October 05, 2002
Confessions Of A Malicious Crossover Voter

Silflay Hraka and others have noted the lawsuit in which five of Cynthia McKinney's supporters allege that she was defeated by 'malicious crossover voting' and demand a recount or a revote (I'm not sure which). Their claim is of course nonsense. It is obvious that the vast majority of Republicans who crossed over to vote for Majette did so because they preferred Majette as their representative and knew that -- barring sudden death, severe illness, or incarceration -- whoever won the Democratic primary would be their representative. I can even imagine that a truly malicious Republican might have wished to keep McKinney in Congress to embarrass the Democrats for two more years.

There is such a thing as malicious crossover voting. I have done it myself. When I lived in Alabama in 1992, I asked for a Democratic primary ballot and voted for Jerry Brown. Alabama voted quite late in the primary season, and it was obvious by then that Buchanan and Brown had no chance of beating the front-runners, Bush and Clinton. (All the rest had already fallen by the wayside.) I voted for Brown just to make Clinton's primary victory that tiny bit less impressive, which I thought would have a minuscule but still useful effect in making him less likely to be elected once he was nominated. If I had been a Democrat, I would have asked for a Republican ballot and voted for Buchanan for the same reason. If I had been a Perot voter, I would have had to decide whether I despised Bush or Clinton more, since Alabamans are allowed to vote in either primary, but not both. Rightly or wrongly, I thought that decreasing Clinton's margin of victory would be more effective than increasing Bush's. (I wonder what a statistician or political scientist would say about that?)
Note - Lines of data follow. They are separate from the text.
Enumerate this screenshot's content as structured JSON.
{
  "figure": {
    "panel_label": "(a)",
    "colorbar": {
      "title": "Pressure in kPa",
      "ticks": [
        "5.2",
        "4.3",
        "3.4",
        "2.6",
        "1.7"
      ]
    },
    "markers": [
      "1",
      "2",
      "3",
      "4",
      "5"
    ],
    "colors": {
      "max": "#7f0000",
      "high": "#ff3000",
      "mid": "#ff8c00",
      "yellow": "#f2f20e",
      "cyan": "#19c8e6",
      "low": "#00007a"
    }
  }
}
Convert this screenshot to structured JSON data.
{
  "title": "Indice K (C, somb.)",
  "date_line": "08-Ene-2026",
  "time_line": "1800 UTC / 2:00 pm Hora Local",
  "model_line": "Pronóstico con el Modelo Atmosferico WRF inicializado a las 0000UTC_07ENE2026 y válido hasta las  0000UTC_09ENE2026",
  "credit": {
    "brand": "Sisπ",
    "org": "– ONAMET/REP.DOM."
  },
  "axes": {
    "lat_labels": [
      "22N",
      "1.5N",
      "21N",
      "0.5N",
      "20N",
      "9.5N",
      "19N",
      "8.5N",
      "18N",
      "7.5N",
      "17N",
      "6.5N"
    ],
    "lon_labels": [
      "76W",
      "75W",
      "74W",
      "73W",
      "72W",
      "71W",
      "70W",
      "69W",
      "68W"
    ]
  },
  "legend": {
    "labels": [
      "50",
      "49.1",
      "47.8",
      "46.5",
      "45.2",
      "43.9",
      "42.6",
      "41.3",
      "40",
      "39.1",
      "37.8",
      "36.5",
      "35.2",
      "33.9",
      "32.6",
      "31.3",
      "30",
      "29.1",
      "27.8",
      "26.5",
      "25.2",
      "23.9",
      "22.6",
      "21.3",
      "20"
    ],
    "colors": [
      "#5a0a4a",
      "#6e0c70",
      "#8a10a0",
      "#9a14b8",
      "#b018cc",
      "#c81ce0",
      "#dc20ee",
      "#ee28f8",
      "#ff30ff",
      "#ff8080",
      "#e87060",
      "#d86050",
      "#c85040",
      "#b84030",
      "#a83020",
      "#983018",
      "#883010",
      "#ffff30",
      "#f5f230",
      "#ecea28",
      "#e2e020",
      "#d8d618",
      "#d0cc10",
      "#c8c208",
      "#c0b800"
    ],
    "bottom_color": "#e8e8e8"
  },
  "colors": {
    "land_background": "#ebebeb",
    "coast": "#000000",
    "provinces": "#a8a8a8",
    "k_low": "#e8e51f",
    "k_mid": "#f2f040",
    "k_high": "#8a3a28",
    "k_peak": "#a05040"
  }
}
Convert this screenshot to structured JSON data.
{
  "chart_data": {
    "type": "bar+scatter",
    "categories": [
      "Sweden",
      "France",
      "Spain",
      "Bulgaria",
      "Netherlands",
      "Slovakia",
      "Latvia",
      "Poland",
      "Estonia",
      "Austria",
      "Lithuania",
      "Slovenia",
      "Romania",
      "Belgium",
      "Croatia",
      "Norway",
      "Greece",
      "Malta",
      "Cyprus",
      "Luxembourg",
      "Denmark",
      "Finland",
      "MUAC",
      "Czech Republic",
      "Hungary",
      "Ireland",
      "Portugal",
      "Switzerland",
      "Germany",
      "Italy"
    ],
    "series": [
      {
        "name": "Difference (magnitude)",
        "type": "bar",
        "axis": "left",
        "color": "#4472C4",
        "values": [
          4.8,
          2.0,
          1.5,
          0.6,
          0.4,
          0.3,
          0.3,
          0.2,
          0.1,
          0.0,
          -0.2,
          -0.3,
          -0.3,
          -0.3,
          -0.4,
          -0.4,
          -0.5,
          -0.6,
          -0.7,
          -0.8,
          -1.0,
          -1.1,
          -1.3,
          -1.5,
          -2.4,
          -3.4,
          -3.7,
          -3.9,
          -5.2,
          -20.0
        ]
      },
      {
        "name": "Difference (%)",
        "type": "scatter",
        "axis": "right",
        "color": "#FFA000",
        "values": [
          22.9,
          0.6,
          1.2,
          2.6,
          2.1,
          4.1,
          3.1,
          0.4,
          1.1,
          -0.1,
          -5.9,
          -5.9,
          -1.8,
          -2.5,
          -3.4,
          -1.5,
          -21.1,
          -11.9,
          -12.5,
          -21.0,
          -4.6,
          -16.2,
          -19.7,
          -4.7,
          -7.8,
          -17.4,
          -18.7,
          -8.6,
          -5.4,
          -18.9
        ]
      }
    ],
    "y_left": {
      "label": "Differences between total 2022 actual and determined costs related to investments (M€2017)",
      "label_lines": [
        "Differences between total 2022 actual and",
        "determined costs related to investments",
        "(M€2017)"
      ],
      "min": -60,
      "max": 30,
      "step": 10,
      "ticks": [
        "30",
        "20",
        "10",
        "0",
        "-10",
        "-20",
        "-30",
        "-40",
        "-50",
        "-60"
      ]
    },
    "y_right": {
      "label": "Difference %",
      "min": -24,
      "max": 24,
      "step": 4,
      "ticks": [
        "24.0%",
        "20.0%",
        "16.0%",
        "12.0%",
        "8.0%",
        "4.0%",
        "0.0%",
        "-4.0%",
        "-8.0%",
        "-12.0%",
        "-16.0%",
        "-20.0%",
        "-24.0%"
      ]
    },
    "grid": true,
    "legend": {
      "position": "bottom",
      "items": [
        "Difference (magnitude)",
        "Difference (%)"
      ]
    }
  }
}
Perhaps crossover voting in primaries should be eliminated. It would make an interesting debate topic, with (I imagine) plenty of angles to explore. The argument of McKinney's supporters, that it should be eliminated retroactively, seems (to this non-lawyer) morally and constitutionally absurd. Then again, I thought the argument that Torricelli should be allowed to call in a tag-team substitute candidate just because he was losing was absurd.